Why are these things important?
- Does the design lead to centralized assignment, or distributed flexibility? If someone
doesn't like your site, could your registrar take it away from you? (What are the
policy/scalability implications?)
- What happens if someone doesn't do the design correctly? Have you ever tried to bookmark
part of a Flash site? You can't.
- Interests try to bias the architecture to their own interest. New York city planner
Robert Moses designed his roads and over-passes so as to exclude the 12-foot high public
transit buses that carried people -- often poor or of color -- to the parks and beaches he
also designed. AvantoGo uses a conduit to make PDA accessible content unavailable on the
Web. (Give me the URL to the palm accessible New York Times? You probably can't find it.
Balkanization of the Web serves their interest.)

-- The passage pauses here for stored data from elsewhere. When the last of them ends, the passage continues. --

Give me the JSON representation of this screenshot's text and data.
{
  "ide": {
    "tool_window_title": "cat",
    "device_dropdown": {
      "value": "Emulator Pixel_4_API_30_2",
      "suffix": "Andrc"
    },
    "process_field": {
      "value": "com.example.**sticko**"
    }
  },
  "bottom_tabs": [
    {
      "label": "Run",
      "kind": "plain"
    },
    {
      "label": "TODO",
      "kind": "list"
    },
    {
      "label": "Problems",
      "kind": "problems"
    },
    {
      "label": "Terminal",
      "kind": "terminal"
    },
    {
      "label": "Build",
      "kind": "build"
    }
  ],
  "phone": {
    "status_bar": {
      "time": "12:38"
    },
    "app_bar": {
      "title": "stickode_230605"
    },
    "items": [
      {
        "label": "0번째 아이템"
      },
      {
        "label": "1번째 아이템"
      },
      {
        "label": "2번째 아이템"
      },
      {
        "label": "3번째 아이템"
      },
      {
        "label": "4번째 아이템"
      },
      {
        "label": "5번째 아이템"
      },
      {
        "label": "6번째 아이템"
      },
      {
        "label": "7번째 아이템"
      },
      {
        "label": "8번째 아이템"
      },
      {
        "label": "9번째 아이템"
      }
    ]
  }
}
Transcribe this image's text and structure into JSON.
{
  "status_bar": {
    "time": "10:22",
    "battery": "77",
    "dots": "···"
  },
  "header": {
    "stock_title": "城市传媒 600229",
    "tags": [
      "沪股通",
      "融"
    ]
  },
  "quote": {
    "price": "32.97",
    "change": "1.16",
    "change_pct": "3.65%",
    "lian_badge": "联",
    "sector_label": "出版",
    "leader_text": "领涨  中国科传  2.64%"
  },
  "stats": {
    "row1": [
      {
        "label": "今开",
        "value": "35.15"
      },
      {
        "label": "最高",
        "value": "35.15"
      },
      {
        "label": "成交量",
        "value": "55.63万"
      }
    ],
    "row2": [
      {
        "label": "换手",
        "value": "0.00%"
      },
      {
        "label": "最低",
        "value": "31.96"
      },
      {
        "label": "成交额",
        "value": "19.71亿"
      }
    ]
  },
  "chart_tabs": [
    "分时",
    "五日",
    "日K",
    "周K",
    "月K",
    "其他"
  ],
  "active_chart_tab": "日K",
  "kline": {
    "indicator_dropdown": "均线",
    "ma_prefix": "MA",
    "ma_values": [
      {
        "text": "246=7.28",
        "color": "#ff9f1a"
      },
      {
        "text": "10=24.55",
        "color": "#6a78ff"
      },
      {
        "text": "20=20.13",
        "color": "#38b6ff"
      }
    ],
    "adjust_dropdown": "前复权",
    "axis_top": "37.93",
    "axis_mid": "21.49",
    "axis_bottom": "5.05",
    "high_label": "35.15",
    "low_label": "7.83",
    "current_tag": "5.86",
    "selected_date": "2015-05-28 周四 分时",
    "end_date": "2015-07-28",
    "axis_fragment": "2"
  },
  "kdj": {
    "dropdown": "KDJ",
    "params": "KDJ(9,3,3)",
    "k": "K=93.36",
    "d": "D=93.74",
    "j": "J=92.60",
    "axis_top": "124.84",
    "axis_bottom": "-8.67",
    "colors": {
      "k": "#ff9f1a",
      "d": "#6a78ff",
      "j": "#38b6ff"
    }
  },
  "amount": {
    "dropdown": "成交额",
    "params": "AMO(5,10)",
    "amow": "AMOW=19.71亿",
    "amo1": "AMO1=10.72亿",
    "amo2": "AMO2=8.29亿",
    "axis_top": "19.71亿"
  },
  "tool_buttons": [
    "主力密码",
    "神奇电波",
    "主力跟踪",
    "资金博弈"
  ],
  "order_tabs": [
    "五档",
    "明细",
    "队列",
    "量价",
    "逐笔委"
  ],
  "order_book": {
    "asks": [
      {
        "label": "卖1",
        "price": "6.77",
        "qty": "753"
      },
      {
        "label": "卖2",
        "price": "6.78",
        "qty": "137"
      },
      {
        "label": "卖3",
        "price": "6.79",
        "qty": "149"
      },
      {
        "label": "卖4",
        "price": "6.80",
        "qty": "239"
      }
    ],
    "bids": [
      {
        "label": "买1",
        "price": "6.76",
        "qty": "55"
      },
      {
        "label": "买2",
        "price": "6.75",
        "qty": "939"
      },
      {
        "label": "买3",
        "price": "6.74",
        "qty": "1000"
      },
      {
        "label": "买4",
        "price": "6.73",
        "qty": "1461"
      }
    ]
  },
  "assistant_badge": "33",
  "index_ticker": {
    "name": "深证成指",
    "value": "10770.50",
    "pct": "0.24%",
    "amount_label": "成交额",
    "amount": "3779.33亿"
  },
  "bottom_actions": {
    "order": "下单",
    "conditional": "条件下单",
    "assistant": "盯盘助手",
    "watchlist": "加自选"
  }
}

- Simplicity -- "Keep it simple, stupid!"
- Module Design
- Tolerance -- "Be liberal in what you require but conservative in what you do"
- Decentralization
- Test of Independent Invention -- If someone else had already invented your system, would
theirs work with yours?
- Principle of Least Power
- Universality -- Any
resource anywhere can be given a URI
- Global uniqueness -- It
doesn't matter to whom or where you specify that URI, it will have the same
- Sameness -- a URI will
repeatably refer to "the same" thing (does this mean the NYTimes front page, or
a specific article in their archive?)
- Identity -- the
significance of identity for a given URI is determined by the person who owns the URI, who
first determined what it points to.
- Not a unique space, just
universal -- URI space does not have to be the only universal space
Co-existing/Competing Concepts
Simple axioms, but great philosophical wars over the details:
- Universal Resource Identifier (URI) --
includes all of the following. Your identity comes from the fact that you a unique
identifier: 02139-0405
- Uniform Resource Locators (URL)
-- a location that can be dereferenced. Your identity come from your characteristics of
your "location": Main St., Technology Square.
- Uniform Resource Names (URN) --
" are intended to serve as persistent, location-independent, resource
identifiers." Your identity comes from an allocated name by a recognized authority:
NE43-350.
- Uniform Resource Characteristics (URC) -- Your probabilistic identify comes from your
characteristics: tall ugly building in the middle of all the construction.